By Daily Illini Editorial Board

For all the progress we think this country has made over the years in becoming more accepting of the lesbian, gay, bisexual and transgender community, it is depressing that the schoolyard remains one of the most frightening places for scores of children who fall victim to bullying.

Steady violence and harassment against these students based on their orientation have prompted calls for the establishment of a new, voluntary high school in the Chicago Public School system that would accommodate students that identify as LGBTQA, questioning and their allies.

While the contributors to this opinion cannot personally empathize with the hate that many in the LGBTQA community have experienced, we recognize that the straight community has a long way to go in becoming accepting of those different from us.

But it is astounding that in 2008, CPS would consider resorting to segregation to fight intolerance.

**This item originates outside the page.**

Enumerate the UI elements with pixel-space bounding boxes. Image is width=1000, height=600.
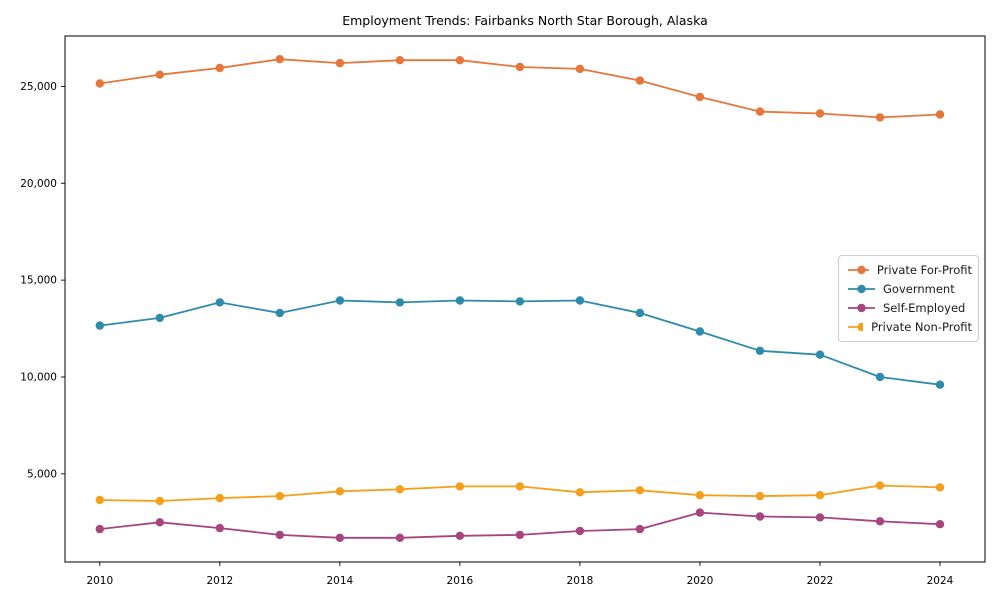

What’s appalling is that we have let the situation get this bad.

The pressure should be on the majority to make public education a welcoming place for all students, regardless of race, gender, orientation or religion. Those in minority communities should not be made to feel that the only way to cope with their peers is to separate from them.

New York’s Harvey Milk school, after which this proposal is modeled, became not just a safe haven for LGBTQA students, it became a target of protestors like Fred Phelps of the anti-homosexual Westboro Baptist Church.

While another school will likely be met with similar bigoted opposition, the bigger worry is that the larger public will view this as just an easy way to push its responsibility to the welfare of all students out of sight, away from other students and, ultimately, out of mind.

Schools that tolerate hostility to these students are not only driving them away, they are complicit in promoting a culture of ignorance that spawns more hostility.

By separating, neither group benefits. The majority miss out on the opportunity to gain a personal tolerance that only comes from interacting with those different from them. Conversely, those that don’t identify with the majority miss out on experience getting accustomed to those that do.

The failure to properly address the plight LGBTQA students face through education and tough enforcement of bullying rules is a black mark on CPS and the broader school system. Our state should not make the mistake of thinking that one high school being LGBTQA-friendly is enough.

It shouldn’t settle for anything less than every school being a place where every student can learn without fear.